Ups and downs in New York
Over in New York, Reeg said Caesars’ launch and subsequent market share was twice as big as expected.
That led to 500,000 customers signing up since launch. For comparison, DraftKings said last week it signed up 300,000 NY users in the first month.
Caesars’ market share looks to have dipped since it reduced its sign-up offer, but Reeg downplayed the impact of that promo.
“Our average deposit in New York was about $450,” he said. “So our results in New York were not driven by a lot of $3,000 deposits responding to our offer. It was hundreds of thousands of smaller customers that came to our site.”
Tidal wave of demand
Reeg likened the New York launch to drinking from a garden hose as a child.
“It was as if a tidal wave came and hit you. It was absolutely staggering the demand in New York,” Reeg said. “To give you an idea, we had 75,000 inquiries to our customer service portals in the first two days post launch in New York.”
Of course many of those inquiries were driven by a broken app and users were frustrated by their perceived lack of customer support.
Expanding the empire
Looking forward, Reeg predicted more “modest” launches for Caesars Sportsbook in Pennsylvania, Illinois and Ontario in Q2 2022.
“Those are existing markets where we’re going to have to call our share 100 basis points at a time,” Reeg said. “So you’re not going to see that dramatic day one impact that you saw in New York, Arizona, Louisiana.”
Caesars might well turn the marketing taps on for launches in Ohio and Maryland in the second half of the year.
Other key takeaways from CZR Q4 earnings call
- No to NFTs – Reeg was asked if Caesars might get into the high-margin NFT business like DraftKings. “Absolutely not,” replied Reeg. “I’ll tell you what’s a high flow-through business and high-margin business. It’s the casino business.”

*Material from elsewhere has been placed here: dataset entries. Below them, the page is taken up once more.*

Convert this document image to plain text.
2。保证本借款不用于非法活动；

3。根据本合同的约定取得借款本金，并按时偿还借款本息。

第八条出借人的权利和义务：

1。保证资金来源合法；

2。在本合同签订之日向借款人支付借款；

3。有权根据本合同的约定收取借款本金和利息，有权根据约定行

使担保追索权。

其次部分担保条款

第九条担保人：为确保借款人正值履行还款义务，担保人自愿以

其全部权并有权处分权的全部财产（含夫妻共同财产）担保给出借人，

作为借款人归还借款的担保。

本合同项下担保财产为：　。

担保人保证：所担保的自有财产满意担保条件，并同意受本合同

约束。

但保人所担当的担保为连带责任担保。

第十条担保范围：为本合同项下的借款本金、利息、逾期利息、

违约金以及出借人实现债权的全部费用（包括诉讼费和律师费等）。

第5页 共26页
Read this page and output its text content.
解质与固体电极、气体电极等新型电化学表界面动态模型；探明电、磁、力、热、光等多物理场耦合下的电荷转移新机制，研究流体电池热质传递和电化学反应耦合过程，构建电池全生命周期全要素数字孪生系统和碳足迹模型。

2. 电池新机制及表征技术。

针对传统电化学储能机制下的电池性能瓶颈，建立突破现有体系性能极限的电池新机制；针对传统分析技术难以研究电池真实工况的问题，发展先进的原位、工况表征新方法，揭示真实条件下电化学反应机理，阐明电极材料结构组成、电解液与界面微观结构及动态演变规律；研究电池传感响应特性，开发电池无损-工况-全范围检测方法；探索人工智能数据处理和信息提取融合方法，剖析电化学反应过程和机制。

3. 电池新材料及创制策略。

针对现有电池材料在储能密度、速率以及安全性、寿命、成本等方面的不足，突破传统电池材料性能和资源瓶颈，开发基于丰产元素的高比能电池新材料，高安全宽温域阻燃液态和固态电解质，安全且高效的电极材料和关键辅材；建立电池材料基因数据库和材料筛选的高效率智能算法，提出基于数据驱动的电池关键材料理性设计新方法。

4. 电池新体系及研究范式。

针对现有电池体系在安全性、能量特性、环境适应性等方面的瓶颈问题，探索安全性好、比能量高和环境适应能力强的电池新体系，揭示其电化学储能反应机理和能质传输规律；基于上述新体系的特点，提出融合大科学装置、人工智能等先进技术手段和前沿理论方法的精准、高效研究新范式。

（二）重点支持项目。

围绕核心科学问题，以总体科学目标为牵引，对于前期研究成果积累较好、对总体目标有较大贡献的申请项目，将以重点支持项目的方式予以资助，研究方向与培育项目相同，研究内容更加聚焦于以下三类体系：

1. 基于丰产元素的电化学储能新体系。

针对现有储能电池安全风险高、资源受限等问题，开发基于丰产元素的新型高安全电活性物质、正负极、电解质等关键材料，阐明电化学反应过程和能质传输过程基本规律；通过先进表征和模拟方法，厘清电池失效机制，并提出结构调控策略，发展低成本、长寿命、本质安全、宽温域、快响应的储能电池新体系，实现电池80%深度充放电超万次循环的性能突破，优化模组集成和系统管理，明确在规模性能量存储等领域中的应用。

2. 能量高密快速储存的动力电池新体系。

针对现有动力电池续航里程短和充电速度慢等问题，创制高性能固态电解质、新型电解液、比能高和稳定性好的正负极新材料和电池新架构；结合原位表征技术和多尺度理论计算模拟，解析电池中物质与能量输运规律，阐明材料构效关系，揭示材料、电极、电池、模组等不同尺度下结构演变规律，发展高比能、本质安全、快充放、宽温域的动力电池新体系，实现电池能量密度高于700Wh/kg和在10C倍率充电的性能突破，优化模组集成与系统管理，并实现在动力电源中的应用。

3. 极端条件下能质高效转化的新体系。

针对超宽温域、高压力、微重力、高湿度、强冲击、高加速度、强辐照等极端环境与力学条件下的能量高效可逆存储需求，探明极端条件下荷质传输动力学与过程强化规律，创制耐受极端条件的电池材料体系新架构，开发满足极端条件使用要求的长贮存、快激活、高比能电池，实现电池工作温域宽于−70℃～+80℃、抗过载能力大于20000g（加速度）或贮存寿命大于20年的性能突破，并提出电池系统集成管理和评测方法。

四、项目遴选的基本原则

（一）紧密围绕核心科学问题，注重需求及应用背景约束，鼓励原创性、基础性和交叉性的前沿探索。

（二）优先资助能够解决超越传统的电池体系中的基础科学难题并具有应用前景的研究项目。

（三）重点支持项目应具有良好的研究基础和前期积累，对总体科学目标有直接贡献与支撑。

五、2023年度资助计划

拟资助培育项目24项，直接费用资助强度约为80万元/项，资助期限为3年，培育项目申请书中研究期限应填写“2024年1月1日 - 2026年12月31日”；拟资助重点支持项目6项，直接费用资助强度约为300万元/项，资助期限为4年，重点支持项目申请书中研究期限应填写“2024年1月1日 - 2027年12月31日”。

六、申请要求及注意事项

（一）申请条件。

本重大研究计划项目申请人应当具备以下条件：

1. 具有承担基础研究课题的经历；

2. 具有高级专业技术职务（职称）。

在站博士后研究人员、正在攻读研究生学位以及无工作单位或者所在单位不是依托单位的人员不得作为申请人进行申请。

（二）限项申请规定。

- How many winners in digital? “There is enough room in this space for multiple success stories,” Reeg said. “I would say at least three or four and we intend to be one of them.”
- How might Caesars use its cash flow? “Obviously, it’s going to depend on what the valuation looks like,” Reeg explained. “If I’m still getting negative $15 a share for Digital, maybe I become a buyer of my stock.”
Truist analyst Barry Jonas reiterated his buy rating on the stock.
Truist said in a note:
“Management’s track record gives us confidence of long-term Digital ROI with a leading, wholly-owned omni-channel strategy.”
Good news for everyone else?
Stauff predicted that Caesars’ cuts would help DraftKings’ profit margins.
“This will contribute to a more normalized level of customer acquisition and retention spending,” Stauff said.
That more-sensible promotional environment benefits just about every other operator. It might also attract the likes of bet365 and Fanatics, who are on the sidelines waiting for better customer economics.